EDF International a commencé par investir en Espagne dans la
construction avec des partenaires européens d'une centrale avec une innovation
technologique intéressante consistant à gazéifier le charbon pour faire tourner
des turbines. Elle a investi dans d'autres pays européens comme la Suède où
elle est le partenaire du deuxième électricien suédois, Sydkraft,
en Italie, au Portugal et dans la République Tchèque.
Mais la faible croissance de la consommation d'énergie en
Europe a amené EDF International à se tourner vers des pays plus lointains,
l'Amérique latine (Argentine) et les marchés asiatiques de l'énergie, marchés
qui sont en croissance rapide avec des contrats de service en Chine en
particulier. De plus, elle a développé les activités traditionnelles d'EDF en
Afrique francophone.
Ces expériences amènent les cadres comme les techniciens
d'EDF à se frotter à un univers assez éloigné de la culture de monopole et de
service public en France datant de la loi de 1946 sur le monopole d'EDF. Ce
système français bien spécifique est certainement l'aspect de la gestion d'EDF
le moins exportable à l'étranger, surtout dans le contexte actuel.
EDF International fonctionne uniquement en univers
concurrentiel ce qui est certainement formateur pour le personnel. Les
expériences à l'étranger peuvent, petit à petit, améliorer le service aux
consommateurs en France en tirant les leçons des autres.
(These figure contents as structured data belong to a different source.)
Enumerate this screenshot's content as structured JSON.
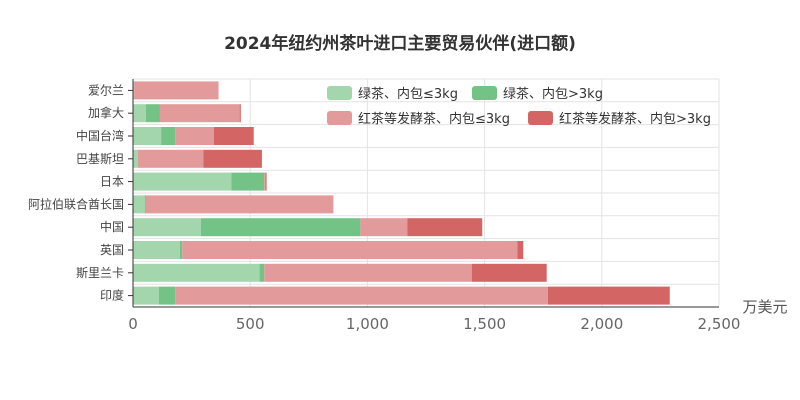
{
  "chart_data": {
    "type": "bar",
    "orientation": "horizontal",
    "stacked": true,
    "title": "2024年纽约州茶叶进口主要贸易伙伴(进口额)",
    "xlabel": "万美元",
    "ylabel": "",
    "xlim": [
      0,
      2500
    ],
    "xticks": [
      0,
      500,
      1000,
      1500,
      2000,
      2500
    ],
    "xtick_labels": [
      "0",
      "500",
      "1,000",
      "1,500",
      "2,000",
      "2,500"
    ],
    "grid": true,
    "legend_position": "top-right",
    "categories": [
      "印度",
      "斯里兰卡",
      "英国",
      "中国",
      "阿拉伯联合酋长国",
      "日本",
      "巴基斯坦",
      "中国台湾",
      "加拿大",
      "爱尔兰"
    ],
    "series": [
      {
        "name": "绿茶、内包≤3kg",
        "color": "#a3d6ad",
        "values": [
          110,
          540,
          200,
          290,
          50,
          420,
          20,
          120,
          55,
          5
        ]
      },
      {
        "name": "绿茶、内包>3kg",
        "color": "#72c385",
        "values": [
          70,
          20,
          10,
          680,
          5,
          140,
          0,
          60,
          60,
          0
        ]
      },
      {
        "name": "红茶等发酵茶、内包≤3kg",
        "color": "#e29a9a",
        "values": [
          1590,
          885,
          1430,
          200,
          800,
          5,
          280,
          165,
          340,
          360
        ]
      },
      {
        "name": "红茶等发酵茶、内包>3kg",
        "color": "#d46565",
        "values": [
          520,
          320,
          25,
          320,
          0,
          5,
          250,
          170,
          5,
          0
        ]
      }
    ]
  }
}
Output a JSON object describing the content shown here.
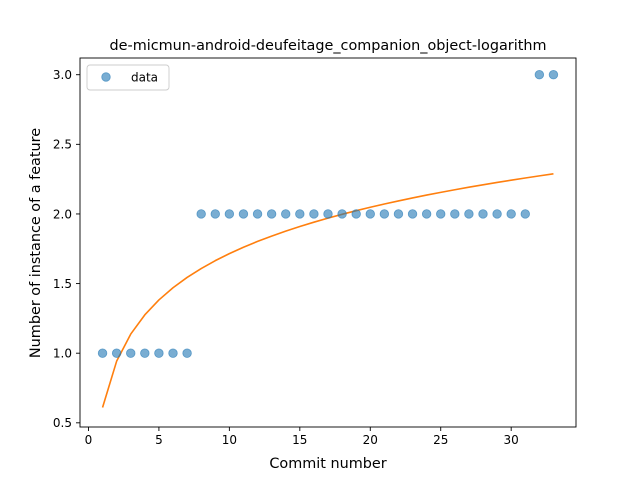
{
  "chart_data": {
    "type": "scatter",
    "title": "de-micmun-android-deufeitage_companion_object-logarithm",
    "xlabel": "Commit number",
    "ylabel": "Number of instance of a feature",
    "xlim": [
      -0.6,
      34.6
    ],
    "ylim": [
      0.47,
      3.12
    ],
    "xticks": [
      0,
      5,
      10,
      15,
      20,
      25,
      30
    ],
    "yticks": [
      0.5,
      1.0,
      1.5,
      2.0,
      2.5,
      3.0
    ],
    "xtick_labels": [
      "0",
      "5",
      "10",
      "15",
      "20",
      "25",
      "30"
    ],
    "ytick_labels": [
      "0.5",
      "1.0",
      "1.5",
      "2.0",
      "2.5",
      "3.0"
    ],
    "grid": false,
    "legend": {
      "position": "top-left",
      "entries": [
        "data"
      ]
    },
    "series": [
      {
        "name": "data",
        "kind": "scatter",
        "color": "#1f77b4",
        "x": [
          1,
          2,
          3,
          4,
          5,
          6,
          7,
          8,
          9,
          10,
          11,
          12,
          13,
          14,
          15,
          16,
          17,
          18,
          19,
          20,
          21,
          22,
          23,
          24,
          25,
          26,
          27,
          28,
          29,
          30,
          31,
          32,
          33
        ],
        "y": [
          1,
          1,
          1,
          1,
          1,
          1,
          1,
          2,
          2,
          2,
          2,
          2,
          2,
          2,
          2,
          2,
          2,
          2,
          2,
          2,
          2,
          2,
          2,
          2,
          2,
          2,
          2,
          2,
          2,
          2,
          2,
          3,
          3
        ]
      },
      {
        "kind": "line",
        "color": "#ff7f0e",
        "model": "logarithmic",
        "intercept": 0.61,
        "coefficient": 0.48,
        "x_range": [
          1,
          33
        ]
      }
    ]
  }
}
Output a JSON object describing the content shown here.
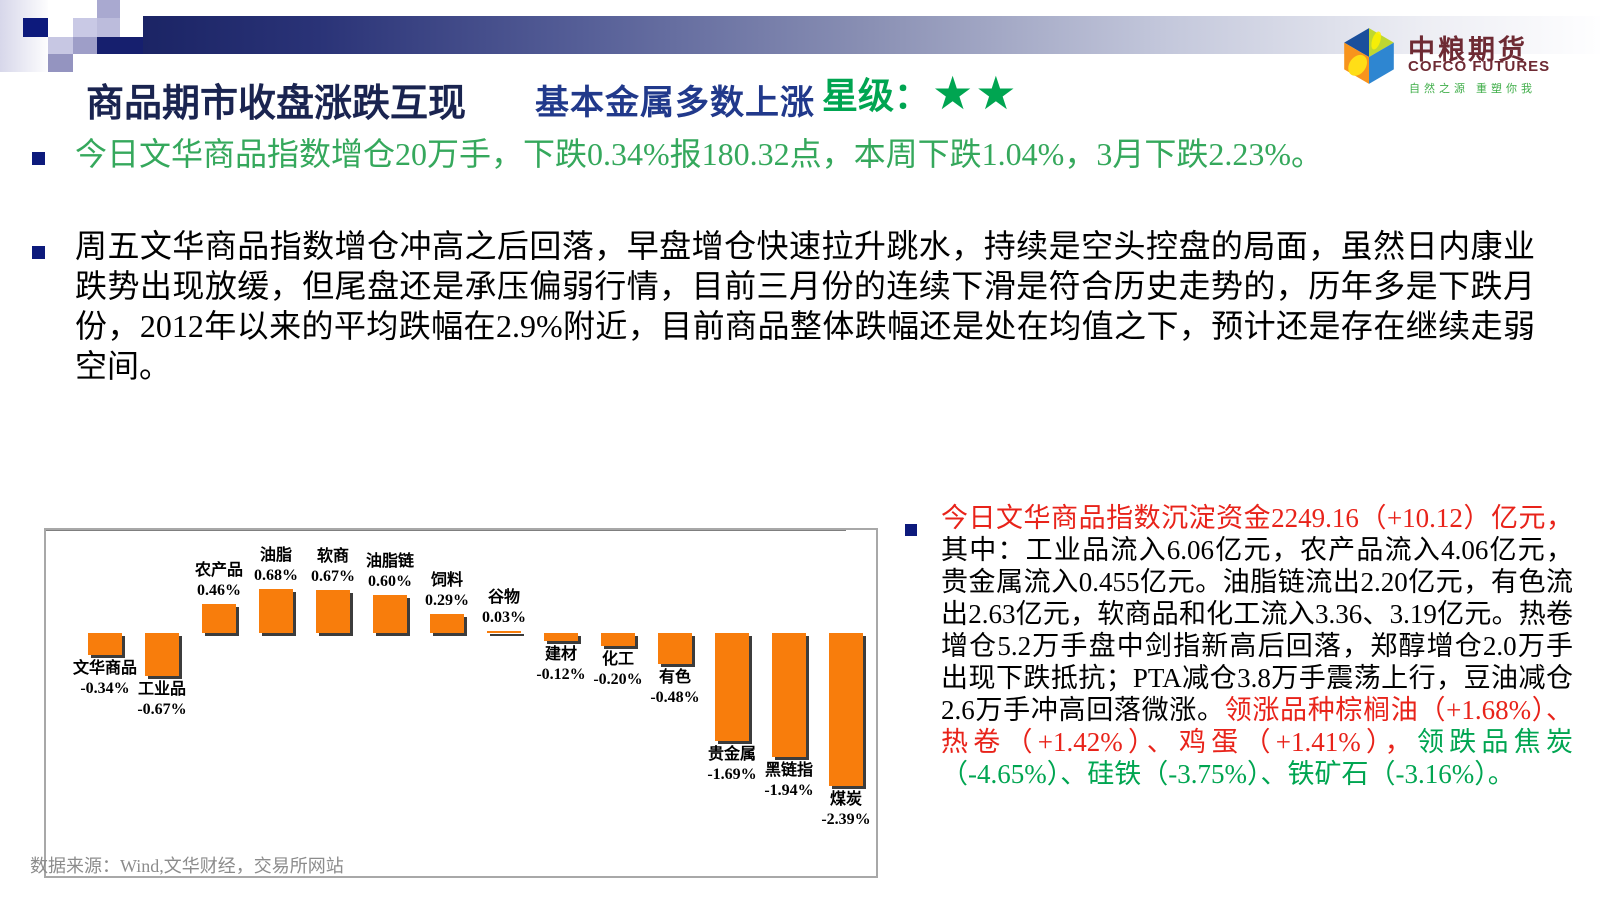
{
  "header": {
    "title_part1": "商品期市收盘涨跌互现",
    "title_part2": "基本金属多数上涨",
    "star_label": "星级：",
    "stars": "★★",
    "colors": {
      "title1": "#1A2450",
      "title2": "#21398B",
      "star": "#00A551"
    }
  },
  "logo": {
    "name_cn": "中粮期货",
    "name_en": "COFCO FUTURES",
    "tagline": "自然之源 重塑你我",
    "brand_color": "#6E2A33",
    "tagline_color": "#3FAE49"
  },
  "bullets": [
    {
      "text": "今日文华商品指数增仓20万手，下跌0.34%报180.32点，本周下跌1.04%，3月下跌2.23%。",
      "color": "#35A85C"
    },
    {
      "text": "周五文华商品指数增仓冲高之后回落，早盘增仓快速拉升跳水，持续是空头控盘的局面，虽然日内康业跌势出现放缓，但尾盘还是承压偏弱行情，目前三月份的连续下滑是符合历史走势的，历年多是下跌月份，2012年以来的平均跌幅在2.9%附近，目前商品整体跌幅还是处在均值之下，预计还是存在继续走弱空间。",
      "color": "#000000"
    }
  ],
  "chart_data": {
    "type": "bar",
    "title": "",
    "xlabel": "",
    "ylabel": "",
    "categories": [
      "文华商品",
      "工业品",
      "农产品",
      "油脂",
      "软商",
      "油脂链",
      "饲料",
      "谷物",
      "建材",
      "化工",
      "有色",
      "贵金属",
      "黑链指",
      "煤炭"
    ],
    "values": [
      -0.34,
      -0.67,
      0.46,
      0.68,
      0.67,
      0.6,
      0.29,
      0.03,
      -0.12,
      -0.2,
      -0.48,
      -1.69,
      -1.94,
      -2.39
    ],
    "labels": [
      "-0.34%",
      "-0.67%",
      "0.46%",
      "0.68%",
      "0.67%",
      "0.60%",
      "0.29%",
      "0.03%",
      "-0.12%",
      "-0.20%",
      "-0.48%",
      "-1.69%",
      "-1.94%",
      "-2.39%"
    ],
    "bar_color": "#F87D0C",
    "shadow_color": "#3C3C3C",
    "axis_color": "#7F7F7F",
    "label_color": "#000000",
    "ylim": [
      -2.6,
      1.0
    ],
    "grid": false,
    "legend": false,
    "source": "数据来源：Wind,文华财经，交易所网站"
  },
  "right_panel": {
    "segments": [
      {
        "text": "今日文华商品指数沉淀资金2249.16（+10.12）亿元，",
        "color": "#E8231A"
      },
      {
        "text": "其中：工业品流入6.06亿元，农产品流入4.06亿元，贵金属流入0.455亿元。油脂链流出2.20亿元，有色流出2.63亿元，软商品和化工流入3.36、3.19亿元。热卷增仓5.2万手盘中剑指新高后回落，郑醇增仓2.0万手出现下跌抵抗；PTA减仓3.8万手震荡上行，豆油减仓2.6万手冲高回落微涨。",
        "color": "#000000"
      },
      {
        "text": "领涨品种棕榈油（+1.68%）、热卷（+1.42%）、鸡蛋（+1.41%），",
        "color": "#E8231A"
      },
      {
        "text": "领跌品焦炭（-4.65%）、硅铁（-3.75%）、铁矿石（-3.16%）。",
        "color": "#00A551"
      }
    ]
  }
}
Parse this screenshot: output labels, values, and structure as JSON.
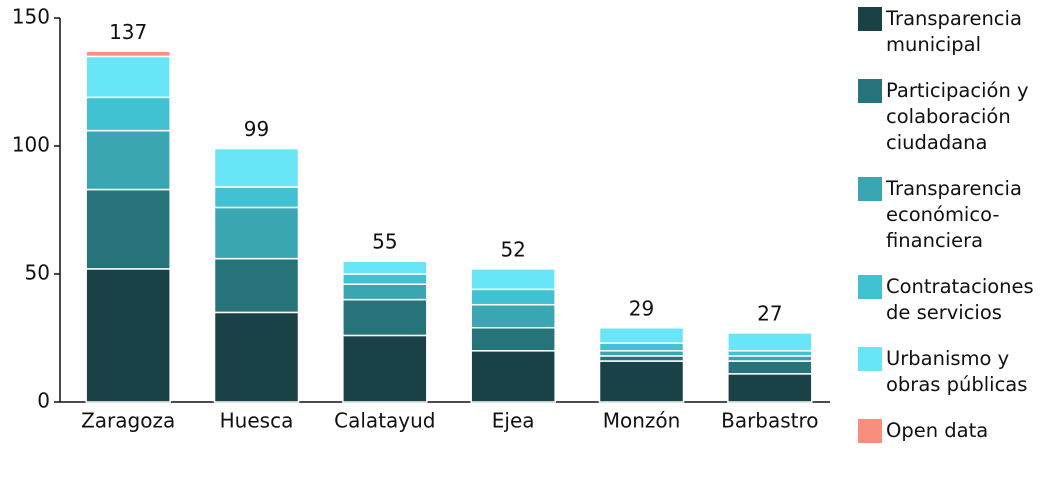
{
  "chart_data": {
    "type": "stacked_bar",
    "categories": [
      "Zaragoza",
      "Huesca",
      "Calatayud",
      "Ejea",
      "Monzón",
      "Barbastro"
    ],
    "series": [
      {
        "name": "Transparencia municipal",
        "color": "#1a4246",
        "values": [
          52,
          35,
          26,
          20,
          16,
          11
        ]
      },
      {
        "name": "Participación y colaboración ciudadana",
        "color": "#27737a",
        "values": [
          31,
          21,
          14,
          9,
          2,
          5
        ]
      },
      {
        "name": "Transparencia económico-financiera",
        "color": "#3aa6b2",
        "values": [
          23,
          20,
          6,
          9,
          2,
          2
        ]
      },
      {
        "name": "Contrataciones de servicios",
        "color": "#40c2d3",
        "values": [
          13,
          8,
          4,
          6,
          3,
          2
        ]
      },
      {
        "name": "Urbanismo y obras públicas",
        "color": "#68e6f8",
        "values": [
          16,
          15,
          5,
          8,
          6,
          7
        ]
      },
      {
        "name": "Open data",
        "color": "#f98e7d",
        "values": [
          2,
          0,
          0,
          0,
          0,
          0
        ]
      }
    ],
    "totals": [
      137,
      99,
      55,
      52,
      29,
      27
    ],
    "ylim": [
      0,
      150
    ],
    "yticks": [
      0,
      50,
      100,
      150
    ],
    "grid": false,
    "legend": "right"
  }
}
Ainsi, à EDF
International, on reconnaît que l'on a beaucoup à apprendre de Sydkraft, le deuxième électricien suédois avec qui EDF
travaille dans le sud de la Suède, dans le domaine du service à la clientèle.
" Si vous comptez l'ensemble des gens qui ont été
amenés à travailler à l'étranger ou travaillent sur des contrats de services de
la Chine à l'Argentine, cela fait autour de 1200 1300 personnes. Au bout d'un
certain temps, vous aurez plusieurs milliers d'employés de l'EDF qui auront été
en contact avec des réalités très différentes des réalités françaises, ce qui
est très important pour le futur ", explique Robert Diethrich, General Manager d'EDF
International.
Alors que le personnel d'EDF s'élèverait contre la moindre
proposition de privatisation, à EDF international, on se félicite de chaque
privatisation à l'étranger en essayant de remporter les appels d'offres qui y font
suite.
En fait, la création d'EDF international en dehors de sa
contribution au maintien de l'emploi à EDF dans les années à venir correspond,
comme le reconnaissent ses dirigeants, à une volonté de s'informer sur la façon
dans la privatisation se déroule dans des pays proches comme l'Italie ou la
Grande Bretagne et à en tirer des leçons pour ne pas être pris au dépourvu le
jour où quelque chose de semblable se passerait chez nous.
On pourrait comparer cette attitude avec celle des
dirigeants de France-Telecom qui, quand ils ont senti
le vent de la concurrence sur le marché intérieur, s'approcher, ont décuplé
leurs efforts de marketing.
De toute façon, explique Robert Diethrich,
qui n'applaudirait pas à l'exportation de notre savoir-faire en matière de
centrales électriques, savoir faire reconnu à l'étranger comme le montrent les
contrats remportés par EDF International, ainsi qu'à l'ouverture du personnel
d'EDF à ce qui se passe au delà de l'hexagone.